O grande desafio se dá quanto à observância da Convenção sobre os Direitos das Pessoas com Deficiência da ONU de 2007 (Decreto Federal 6.949/09), pela ruptura do modelo adotado no Brasil que, de certa forma, estigmatiza a pessoa com deficiência através da adoção de meios de efetiva inclusão da pessoa com deficiência na sociedade, garantindo a convivência entre os atores sociais com e sem deficiência.
Essa mudança paradigmática exigiu uma completa reformulação do sistema brasileiro, inclusive com a mudança do modelo exclusivamente biomédico da deficiência. As terminologias utilizadas na legislação e na área médica baseada exclusivamente no Código Internacional de Doenças – CID1, que serve de referência para as equipes multidisciplinares que emitem os laudos médicos nos atendimentos de pessoa com deficiência, foram alteradas para o Código Internacional das Funcionalidades – CIF2.
A aludida Convenção também introduz novo conceito de deficiência, considerando o modelo social baseado em direitos humanos. Assim, a deficiência não mais se encontra somente na pessoa, mas aparece na interação com fatores e barreiras existentes no ambiente, senão vejamos:
Pessoas com deficiência são aquelas que têm impedimentos de longo prazo de natureza física, mental, intelectual ou sensorial, os quais, em interação com diversas barreiras, podem obstruir sua participação plena e efetiva na sociedade em igualdades de condições com as demais pessoas (artigo 1º da Convenção – grifou-se).
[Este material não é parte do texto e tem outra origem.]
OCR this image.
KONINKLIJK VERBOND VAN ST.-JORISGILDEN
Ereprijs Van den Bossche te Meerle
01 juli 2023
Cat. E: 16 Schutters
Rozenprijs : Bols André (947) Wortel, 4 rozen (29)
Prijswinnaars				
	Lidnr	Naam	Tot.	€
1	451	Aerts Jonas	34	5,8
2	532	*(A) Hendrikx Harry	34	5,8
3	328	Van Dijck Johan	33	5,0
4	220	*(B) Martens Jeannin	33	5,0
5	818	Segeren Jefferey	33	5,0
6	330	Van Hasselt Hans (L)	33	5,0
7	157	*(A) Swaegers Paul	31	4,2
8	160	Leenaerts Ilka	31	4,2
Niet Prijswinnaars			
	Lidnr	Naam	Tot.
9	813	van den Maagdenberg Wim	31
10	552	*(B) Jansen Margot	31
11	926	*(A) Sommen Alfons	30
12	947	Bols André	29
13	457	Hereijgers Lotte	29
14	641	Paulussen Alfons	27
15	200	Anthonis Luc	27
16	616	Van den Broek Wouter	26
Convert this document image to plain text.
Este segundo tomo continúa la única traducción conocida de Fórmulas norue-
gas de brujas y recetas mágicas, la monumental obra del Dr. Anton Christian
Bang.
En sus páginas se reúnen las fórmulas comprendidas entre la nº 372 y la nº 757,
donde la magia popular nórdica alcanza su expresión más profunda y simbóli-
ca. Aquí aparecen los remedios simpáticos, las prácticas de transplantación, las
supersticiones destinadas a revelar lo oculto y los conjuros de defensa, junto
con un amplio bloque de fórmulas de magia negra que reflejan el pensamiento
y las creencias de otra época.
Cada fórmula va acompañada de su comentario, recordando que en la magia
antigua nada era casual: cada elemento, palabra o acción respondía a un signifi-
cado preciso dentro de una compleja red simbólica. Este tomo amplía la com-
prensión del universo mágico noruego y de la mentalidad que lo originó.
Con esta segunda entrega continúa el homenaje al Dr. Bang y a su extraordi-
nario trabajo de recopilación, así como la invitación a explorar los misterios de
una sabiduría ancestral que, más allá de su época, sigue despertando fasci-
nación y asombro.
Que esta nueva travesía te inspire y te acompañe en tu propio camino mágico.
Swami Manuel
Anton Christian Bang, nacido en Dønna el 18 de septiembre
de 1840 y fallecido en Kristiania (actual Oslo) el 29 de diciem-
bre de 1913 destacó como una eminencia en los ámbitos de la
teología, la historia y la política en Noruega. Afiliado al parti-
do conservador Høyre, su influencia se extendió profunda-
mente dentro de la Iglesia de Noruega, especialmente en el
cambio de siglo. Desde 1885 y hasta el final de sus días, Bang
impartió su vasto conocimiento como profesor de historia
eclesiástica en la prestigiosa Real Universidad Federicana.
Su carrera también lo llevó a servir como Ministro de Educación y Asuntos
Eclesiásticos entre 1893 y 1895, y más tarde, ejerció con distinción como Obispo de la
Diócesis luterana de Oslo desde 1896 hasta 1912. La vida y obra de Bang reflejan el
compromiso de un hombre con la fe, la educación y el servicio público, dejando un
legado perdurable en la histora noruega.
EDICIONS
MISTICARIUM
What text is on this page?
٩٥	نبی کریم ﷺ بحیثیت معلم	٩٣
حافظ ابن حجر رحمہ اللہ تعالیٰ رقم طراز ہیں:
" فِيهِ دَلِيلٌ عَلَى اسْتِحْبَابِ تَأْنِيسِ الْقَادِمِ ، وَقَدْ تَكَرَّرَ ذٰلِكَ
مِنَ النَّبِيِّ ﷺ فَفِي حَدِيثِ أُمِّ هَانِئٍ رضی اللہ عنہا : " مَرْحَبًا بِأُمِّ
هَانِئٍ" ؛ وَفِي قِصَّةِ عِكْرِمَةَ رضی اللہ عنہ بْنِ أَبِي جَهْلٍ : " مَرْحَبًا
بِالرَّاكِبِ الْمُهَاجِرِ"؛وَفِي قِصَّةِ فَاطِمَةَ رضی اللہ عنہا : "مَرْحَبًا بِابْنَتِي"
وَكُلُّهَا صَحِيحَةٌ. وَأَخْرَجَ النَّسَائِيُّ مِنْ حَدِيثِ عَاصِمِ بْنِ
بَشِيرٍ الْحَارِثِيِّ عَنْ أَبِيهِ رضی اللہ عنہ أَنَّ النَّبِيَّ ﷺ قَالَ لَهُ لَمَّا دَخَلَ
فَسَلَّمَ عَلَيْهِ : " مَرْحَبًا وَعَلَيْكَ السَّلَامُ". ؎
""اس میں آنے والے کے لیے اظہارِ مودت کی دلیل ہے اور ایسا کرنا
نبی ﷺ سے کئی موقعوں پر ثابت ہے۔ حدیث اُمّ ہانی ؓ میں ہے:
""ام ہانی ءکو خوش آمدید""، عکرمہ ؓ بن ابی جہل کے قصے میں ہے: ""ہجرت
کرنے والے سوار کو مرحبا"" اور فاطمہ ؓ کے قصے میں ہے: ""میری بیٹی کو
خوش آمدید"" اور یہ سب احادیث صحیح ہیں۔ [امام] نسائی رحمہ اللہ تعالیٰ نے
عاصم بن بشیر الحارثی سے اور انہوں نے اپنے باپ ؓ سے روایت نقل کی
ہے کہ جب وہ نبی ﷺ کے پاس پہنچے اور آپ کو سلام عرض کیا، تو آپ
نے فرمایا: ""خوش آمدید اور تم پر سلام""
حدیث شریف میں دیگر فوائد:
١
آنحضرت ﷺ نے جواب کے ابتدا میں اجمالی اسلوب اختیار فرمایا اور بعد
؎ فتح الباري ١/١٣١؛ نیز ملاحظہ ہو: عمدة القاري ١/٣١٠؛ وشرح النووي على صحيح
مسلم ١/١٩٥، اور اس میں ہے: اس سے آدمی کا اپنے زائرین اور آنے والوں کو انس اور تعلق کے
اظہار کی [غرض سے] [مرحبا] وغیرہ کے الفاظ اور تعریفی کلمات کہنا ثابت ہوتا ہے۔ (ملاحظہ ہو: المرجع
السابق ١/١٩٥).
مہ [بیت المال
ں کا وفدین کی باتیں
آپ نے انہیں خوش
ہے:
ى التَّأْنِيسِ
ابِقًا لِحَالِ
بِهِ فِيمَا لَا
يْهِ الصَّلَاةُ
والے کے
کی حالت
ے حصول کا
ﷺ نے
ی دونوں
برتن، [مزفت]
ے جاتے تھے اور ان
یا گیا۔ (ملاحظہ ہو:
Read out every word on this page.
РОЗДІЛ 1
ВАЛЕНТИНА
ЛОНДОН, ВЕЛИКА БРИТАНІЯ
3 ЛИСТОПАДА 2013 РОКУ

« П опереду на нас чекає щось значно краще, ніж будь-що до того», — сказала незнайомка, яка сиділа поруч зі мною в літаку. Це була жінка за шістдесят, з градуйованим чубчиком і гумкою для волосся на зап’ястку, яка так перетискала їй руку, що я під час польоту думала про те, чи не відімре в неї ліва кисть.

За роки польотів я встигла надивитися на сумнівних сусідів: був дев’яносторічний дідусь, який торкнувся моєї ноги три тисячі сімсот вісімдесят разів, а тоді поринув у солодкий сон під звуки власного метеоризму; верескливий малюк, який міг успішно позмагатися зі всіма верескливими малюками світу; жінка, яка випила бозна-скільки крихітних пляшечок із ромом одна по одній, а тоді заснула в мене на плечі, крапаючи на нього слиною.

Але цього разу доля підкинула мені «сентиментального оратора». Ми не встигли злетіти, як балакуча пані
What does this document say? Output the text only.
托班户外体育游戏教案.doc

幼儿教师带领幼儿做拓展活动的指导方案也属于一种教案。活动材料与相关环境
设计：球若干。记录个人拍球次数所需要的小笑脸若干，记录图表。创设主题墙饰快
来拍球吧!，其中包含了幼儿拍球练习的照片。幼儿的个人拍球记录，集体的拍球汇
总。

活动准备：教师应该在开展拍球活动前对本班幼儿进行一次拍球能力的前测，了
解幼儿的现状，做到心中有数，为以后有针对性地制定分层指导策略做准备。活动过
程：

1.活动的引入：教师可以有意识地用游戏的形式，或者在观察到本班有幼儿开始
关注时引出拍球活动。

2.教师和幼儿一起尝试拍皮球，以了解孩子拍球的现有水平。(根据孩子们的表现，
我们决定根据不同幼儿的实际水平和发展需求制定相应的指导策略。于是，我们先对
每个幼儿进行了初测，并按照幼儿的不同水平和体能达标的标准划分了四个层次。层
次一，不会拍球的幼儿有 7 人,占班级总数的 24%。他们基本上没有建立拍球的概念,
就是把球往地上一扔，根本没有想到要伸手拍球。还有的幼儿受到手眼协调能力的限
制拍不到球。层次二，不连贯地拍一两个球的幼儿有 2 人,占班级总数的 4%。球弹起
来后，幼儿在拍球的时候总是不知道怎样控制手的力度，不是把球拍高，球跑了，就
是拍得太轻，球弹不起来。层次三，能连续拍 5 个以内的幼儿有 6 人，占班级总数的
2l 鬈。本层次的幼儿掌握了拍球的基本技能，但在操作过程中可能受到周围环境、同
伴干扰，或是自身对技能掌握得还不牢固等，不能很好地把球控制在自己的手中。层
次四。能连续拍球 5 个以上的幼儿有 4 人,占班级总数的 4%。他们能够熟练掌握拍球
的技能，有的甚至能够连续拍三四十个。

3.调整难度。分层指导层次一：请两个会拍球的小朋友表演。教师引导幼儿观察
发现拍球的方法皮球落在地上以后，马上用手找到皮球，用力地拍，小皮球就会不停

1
Cumpre destacar que a Convenção sobre os Direitos das Pessoas com Deficiência da ONU de 2007, conforme dispõe o artigo 5º, §3º da Constituição da República Federativa do Brasil de 1988, por se tratar de convenção internacional sobre direitos humanos, e sendo aprovada em cada casa do Congresso Nacional, em dois turnos, por três quintos dos votos dos respectivos membros, tem equivalência à emenda constitucional.
Neste ponto, cabe ressaltar que a Lei Brasileira de Inclusão (LBI)3 utiliza redação semelhante em seu artigo 2º. Destaca-se nas origens da Lei Federal 13.146/15, a homologação da Convenção da ONU sobre os Direitos da Pessoa com Deficiência.
Trata-se do primeiro Projeto de Lei da Câmara dos Deputados a ser traduzido para Libras (Língua Brasileira de Sinais) durante sua discussão. Seu texto preliminar ficou sob consulta pública no portal "e-democracia", mantido pela Câmara dos Deputados, por cerca de seis meses. Por meio deste canal foram encaminhadas cerca de mil propostas. A consulta pública virtual no portal "e-democracia" foi feita de uma forma que pessoas com deficiência visual conseguissem acessar e também pudessem contribuir.
Por fim, foi sancionada no ano de 2015, após 15 anos de tramitação, com vigência a partir de 02 de janeiro de 2016 com mudanças em várias áreas. É um real avanço na inclusão de pessoas com deficiência na sociedade. Um dos principais pontos desta lei é o seu objetivo de "mudar a visão sobre o conceito de deficiência", que deixa então de ser atribuída à pessoa e passa a ser vista como consequência da falta de acessibilidade que não só o Estado, mas a sociedade como um todo apresenta.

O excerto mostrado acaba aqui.